Article publié dans la Revue « Fiscalité Européenne et Droit International des Affaires » 2000/1


Par un article publié dans le numéro 1999-2 de cette Revue, nous avons commenté un jugement très important du Tribunal Administratif de Nice qui, en se fondant sur les clauses d’égalité de traitement qui figurent dans de nombreuses conventions fiscales signées par la France, avait conclu que les personnes ayant la nationalité d’un Etat lié à la France par une telle clause, résidant en Principauté de Monaco, ne pouvaient pas être assujetties en France à l’imposition forfaitaire sur la valeur locative des habitations dont ils auraient la disposition dans l’un des départements de la région française limitrophe, car la France exonérait de cette imposition les personnes de nationalité française ou monégasque résidant à Monaco.

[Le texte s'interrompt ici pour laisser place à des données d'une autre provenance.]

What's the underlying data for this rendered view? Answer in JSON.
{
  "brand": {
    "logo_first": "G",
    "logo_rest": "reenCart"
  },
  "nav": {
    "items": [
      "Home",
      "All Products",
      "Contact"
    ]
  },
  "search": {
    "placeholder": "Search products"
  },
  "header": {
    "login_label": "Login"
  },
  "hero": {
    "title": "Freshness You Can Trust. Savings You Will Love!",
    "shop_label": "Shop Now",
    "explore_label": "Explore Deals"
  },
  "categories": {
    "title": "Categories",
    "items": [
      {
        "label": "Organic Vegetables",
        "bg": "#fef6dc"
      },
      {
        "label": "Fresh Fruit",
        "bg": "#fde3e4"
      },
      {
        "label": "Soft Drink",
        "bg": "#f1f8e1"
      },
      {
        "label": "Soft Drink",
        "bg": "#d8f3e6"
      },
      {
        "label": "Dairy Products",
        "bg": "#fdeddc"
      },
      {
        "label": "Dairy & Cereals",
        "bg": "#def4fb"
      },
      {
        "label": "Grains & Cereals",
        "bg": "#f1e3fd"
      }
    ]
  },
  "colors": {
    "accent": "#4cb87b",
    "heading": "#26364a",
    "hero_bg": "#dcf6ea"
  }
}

Comme nous l’indiquions, l’Administration des Impôts avait fait appel de ce jugement. Elle vient d’être déboutée de cet appel par la Cour Administrative d’Appel de Marseille qui confère ainsi une autorité supplémentaire à la décision prise par les Juges niçois.

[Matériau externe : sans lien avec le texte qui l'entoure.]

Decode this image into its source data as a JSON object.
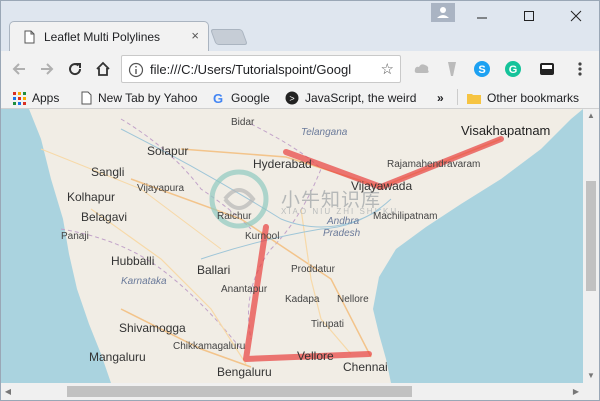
{
  "tab": {
    "title": "Leaflet Multi Polylines",
    "close_glyph": "×"
  },
  "toolbar": {
    "url": "file:///C:/Users/Tutorialspoint/Googl"
  },
  "bookmarks": {
    "items": [
      {
        "label": "Apps"
      },
      {
        "label": "New Tab by Yahoo"
      },
      {
        "label": "Google"
      },
      {
        "label": "JavaScript, the weird"
      },
      {
        "label": "»"
      },
      {
        "label": "Other bookmarks"
      }
    ]
  },
  "map": {
    "cities": [
      {
        "name": "Bidar"
      },
      {
        "name": "Telangana"
      },
      {
        "name": "Solapur"
      },
      {
        "name": "Hyderabad"
      },
      {
        "name": "Sangli"
      },
      {
        "name": "Kolhapur"
      },
      {
        "name": "Vijayapura"
      },
      {
        "name": "Belagavi"
      },
      {
        "name": "Panaji"
      },
      {
        "name": "Hubballi"
      },
      {
        "name": "Karnataka"
      },
      {
        "name": "Raichur"
      },
      {
        "name": "Kurnool"
      },
      {
        "name": "Ballari"
      },
      {
        "name": "Andhra"
      },
      {
        "name": "Pradesh"
      },
      {
        "name": "Proddatur"
      },
      {
        "name": "Anantapur"
      },
      {
        "name": "Kadapa"
      },
      {
        "name": "Nellore"
      },
      {
        "name": "Tirupati"
      },
      {
        "name": "Shivamogga"
      },
      {
        "name": "Chikkamagaluru"
      },
      {
        "name": "Mangaluru"
      },
      {
        "name": "Bengaluru"
      },
      {
        "name": "Vellore"
      },
      {
        "name": "Chennai"
      },
      {
        "name": "Vijayawada"
      },
      {
        "name": "Machilipatnam"
      },
      {
        "name": "Rajamahendravaram"
      },
      {
        "name": "Visakhapatnam"
      }
    ],
    "polyline_color": "#e8403f",
    "watermark_text": "小牛知识库",
    "watermark_sub": "XIAO NIU ZHI SHI KU"
  }
}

Nous rappellerons brièvement les données du problème.

LE REGIME DE LA VALEUR LOCATIVE

L’article 164C du Code Général des Impôts prévoit que les personnes qui n’ont pas leur domicile fiscal en France mais qui disposent dans ce pays d’une ou plusieurs habitations sont imposées à l’impôt sur le revenu sur une base égale à trois fois la valeur locative réelle de cette ou de ces habitations, sauf si leurs revenus de source française sont plus élevés ; dans ce dernier cas, ce sont ces revenus qui servent de base à l’imposition.

Cependant, échappent à cette taxation forfaitaire, les personnes de nationalité française ou étrangère domiciliées dans un pays ayant conclu avec la France une convention relative aux doubles impositions (à moins que cette convention elle-même n’écarte expressément cette exonération) ainsi que les contribuables de nationalité française et les nationaux des pays ayant conclu avec la France un traité de réciprocité qui justifient être soumis dans le pays où ils ont leur domicile fiscal à un impôt personnel sur l’ensemble de leurs revenus au moins égal aux 2/3 de celui qu’ils auraient à supporter en France sur la même base d’imposition.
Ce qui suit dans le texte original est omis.